Program compilation script

Below shows the specific contents of applied Cmake building script. find_package is recommended to provide environment information:

cmake_minimum_required(VERSION 3.10)
project(resnet18-classify)

# opencv for preprocess
find_package(OpenCV REQUIRED)
include_directories(${OpenCV_INCLUDE_DIRS})

# use libbmrt libbmlib
find_package(libsophon REQUIRED)
include_directories(${LIBSOPHON_INCLUDE_DIRS})
message(STATUS ${LIBSOPHON_LIBS})

aux_source_directory(src SRC_FILES)
add_executable(classify ${SRC_FILES})
target_link_libraries(classify ${OpenCV_LIBS} ${the_libbmlib.so} ${the_libbmrt.so})

install(TARGETS classify DESTINATION bin)
install(FILES
  ${CMAKE_CURRENT_SOURCE_DIR}/workdir/bmodel/auto-int8/compilation.bmodel
  DESTINATION bmodel)

Start compilation and running after finishing building script writing:

# 此时在resnet18-classify目录下
mkdir build && cd build
cmake ../ -DCMAKE_INSTALL_PREFIX=`pwd`/install && make && make install

classify program will be generated at this time.

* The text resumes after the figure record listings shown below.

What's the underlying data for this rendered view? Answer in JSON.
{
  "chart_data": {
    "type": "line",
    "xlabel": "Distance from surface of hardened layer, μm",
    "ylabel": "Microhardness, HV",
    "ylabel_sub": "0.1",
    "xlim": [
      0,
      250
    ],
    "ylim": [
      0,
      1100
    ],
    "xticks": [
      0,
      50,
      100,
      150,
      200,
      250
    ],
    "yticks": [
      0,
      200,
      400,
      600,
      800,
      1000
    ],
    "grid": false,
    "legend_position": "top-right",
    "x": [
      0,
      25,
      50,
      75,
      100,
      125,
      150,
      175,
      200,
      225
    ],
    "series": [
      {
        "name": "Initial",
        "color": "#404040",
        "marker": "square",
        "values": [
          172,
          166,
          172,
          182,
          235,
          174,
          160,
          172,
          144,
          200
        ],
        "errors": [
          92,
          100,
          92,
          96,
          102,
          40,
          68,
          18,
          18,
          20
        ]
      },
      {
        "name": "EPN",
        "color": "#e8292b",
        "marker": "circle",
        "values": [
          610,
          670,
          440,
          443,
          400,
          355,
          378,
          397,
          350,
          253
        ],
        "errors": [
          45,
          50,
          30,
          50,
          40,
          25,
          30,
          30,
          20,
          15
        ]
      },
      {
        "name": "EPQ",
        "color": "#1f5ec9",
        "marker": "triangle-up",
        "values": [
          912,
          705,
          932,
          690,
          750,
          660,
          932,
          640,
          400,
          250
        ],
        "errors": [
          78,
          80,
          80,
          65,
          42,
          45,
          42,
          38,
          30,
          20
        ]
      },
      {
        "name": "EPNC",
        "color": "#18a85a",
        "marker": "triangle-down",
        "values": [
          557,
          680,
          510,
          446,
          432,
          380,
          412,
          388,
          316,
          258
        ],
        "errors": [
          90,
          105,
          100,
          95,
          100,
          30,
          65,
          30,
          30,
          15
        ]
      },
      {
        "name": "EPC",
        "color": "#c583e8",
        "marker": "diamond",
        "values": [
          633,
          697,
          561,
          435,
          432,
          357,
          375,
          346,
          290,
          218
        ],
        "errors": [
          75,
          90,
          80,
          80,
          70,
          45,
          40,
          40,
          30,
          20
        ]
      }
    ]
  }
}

The running command is as below:

./classify ../images/cat.jpg ../workdir/bmodel/fp32/compilation.bmodel
./classify ../images/cat.jpg ../workdir/bmodel/auto-int8/compilation.bmodel
./classify ../images/cat.jpg ../workdir/bmodel/step-int8/compilation.bmodel

Packaging deployment

After confirming different bmodels satisfy the business demands, package them compiled classify program and bmodel and send them to business system.

If the original model is changed later, compile bmodel again to replace the original bmodel.

In addition, bmodel is not related to platform. The same application of different platforms can share the same bmodel.